Thank you. We take the next question from the line of Abhijit Tibrewal from Motilal Oswal Financial Services Limited. Please go ahead.
Yeah. Thank you for taking my question. Good afternoon, sir. So, just trying to understand just like in the previous few participants, you gave a very detailed commentary on how we are looking at growth across our different segments.
If you could also cover what are the asset quality trends, again, qualitatively in the various product segments where we are.
Abhijit, I do apologize to interrupt you there. Your voice is not audible.
We can't hear you.
Abhijit, did you apologize to interrupt you there?
I didn't understand. Sir,
Abhijit has left the call and the question queue. Letting the gentleman, we take that as the last question and conclude the question-and-answer session. I now hand the conference over to Mr. Sudipta Roy for his closing comments.
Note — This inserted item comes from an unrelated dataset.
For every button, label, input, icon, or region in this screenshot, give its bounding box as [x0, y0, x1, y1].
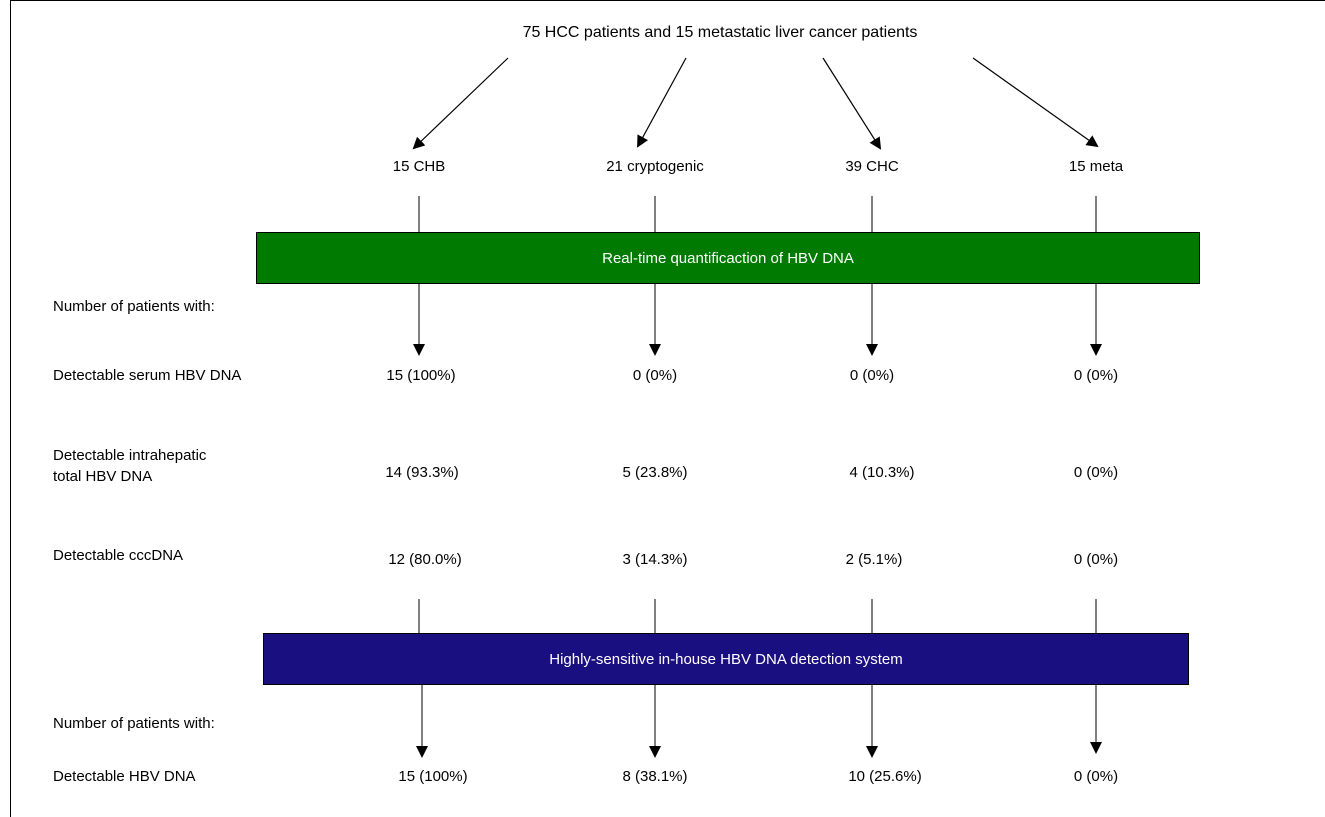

Thank you. Thank you for joining us on the call. Before I close, I would like to invite all of you for our digital investor day on the 6th of November. The invites for that will be going out shortly from our investor relations team.
On the 7th of November, also, we have RAISE, which is our AI conference, which is organized by L&T Finance. And this year, we have got a marquee lineup of speakers. And this year is going to be bigger and better than last year. And we have Pitch Point this year, which is the AI startup competition as well. All the details and the agenda is available on ltfraise.com. All our investors will be auto-registered for RAISE as well, right? And we will be happy if you can share part of the time out of your busy schedules with us on 7th of November as well, where in the demo section, we will be showcasing some of our sort of tech developments as well, which are in live production.
This quarter, obviously, has been the quarter in which we continue our normalization trend towards some of the business lines which had seen some headwinds in the previous couple of quarters. On the back of GST 2.0 and on the back of the good monsoons, I think we are going to see very good consumer sentiments in H2, which will lead to greater uptake of products and services, and which will obviously boil down into better trade demand. And we are hopeful as an organization we'll be able to participate in that risk-calibrated fashion. I wish all of you and all of your families a very happy Diwali and best wishes for the festive season ahead. Thank you so much. And I look forward to meeting many of you on the 6th of November at our digital investor day. Thank you so much.
Thank you.
On behalf of L&T Finance Limited, that concludes this conference. Thank you for joining us. And you may now disconnect your line.